Masks were never part of Papercup’s product line but they decided to make them as it was the need of the hour. “We got orders for about 800 three-ply masks in 48 hours but the lockdown made it difficult to deliver them. Some customers picked them up from the homes of our tailors in Budge Budge,” she says.

Papercup is still getting orders. Raw material is limited but they are working around the problem. “Since the government announced that any kind of protection over the nose and mouth will qualify as mask, we have started folding a single layer of cloth to make them instead of three-ply. If demand persists we may rope in more tailors living around our employees and ask them to stitch masks using saris, kurtis etc,” Guha says. She is now trying to arrange a vehicle permit so she can pick up the masks from Budge Budge.

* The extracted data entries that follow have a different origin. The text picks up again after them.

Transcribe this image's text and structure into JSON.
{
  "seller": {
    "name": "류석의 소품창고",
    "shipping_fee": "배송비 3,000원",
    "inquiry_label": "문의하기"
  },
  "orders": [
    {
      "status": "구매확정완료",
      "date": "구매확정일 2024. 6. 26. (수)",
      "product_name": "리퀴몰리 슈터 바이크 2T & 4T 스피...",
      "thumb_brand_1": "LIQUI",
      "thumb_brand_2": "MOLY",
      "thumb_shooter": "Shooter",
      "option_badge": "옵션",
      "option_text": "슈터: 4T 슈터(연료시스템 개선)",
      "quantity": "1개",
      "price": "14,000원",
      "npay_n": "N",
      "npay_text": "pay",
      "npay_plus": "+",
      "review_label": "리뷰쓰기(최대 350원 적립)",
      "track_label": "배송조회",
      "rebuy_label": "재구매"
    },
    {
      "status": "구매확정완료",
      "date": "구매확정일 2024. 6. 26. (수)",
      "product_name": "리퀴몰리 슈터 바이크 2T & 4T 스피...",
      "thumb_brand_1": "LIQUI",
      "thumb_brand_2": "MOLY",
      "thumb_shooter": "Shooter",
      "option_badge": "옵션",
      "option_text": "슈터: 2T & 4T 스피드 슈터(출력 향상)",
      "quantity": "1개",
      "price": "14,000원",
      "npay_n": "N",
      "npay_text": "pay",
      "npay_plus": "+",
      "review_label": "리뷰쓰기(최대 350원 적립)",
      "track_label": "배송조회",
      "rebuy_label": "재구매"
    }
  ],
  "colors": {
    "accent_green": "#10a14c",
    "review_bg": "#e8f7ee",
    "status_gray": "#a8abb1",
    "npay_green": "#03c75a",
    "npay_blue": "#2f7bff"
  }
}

Bishnu Chenani, a CK Block resident who runs Bhaskar Textiles in Madhyamgram, had diverted material from making capris and Bermuda shorts to masks right before the lockdown. “It was the need of the hour. We made 4,000 masks and donated some to clubs in Madhyamgram. The rest are being distributed free of cost to neighbours on behalf of CK-CL Block association,” says Chenani.

Chenani has material at his factory, tailors living nearby and is keen to make more masks but is unable to do so due to the lockdown. “If I get definite orders I shall approach the authorities to allow me to reopen the factory,” he says. “In fact, we shall start making masks commercially henceforth, keeping prices nominal. The industry has been badly hit and demand for masks will sustain for at least a year now.”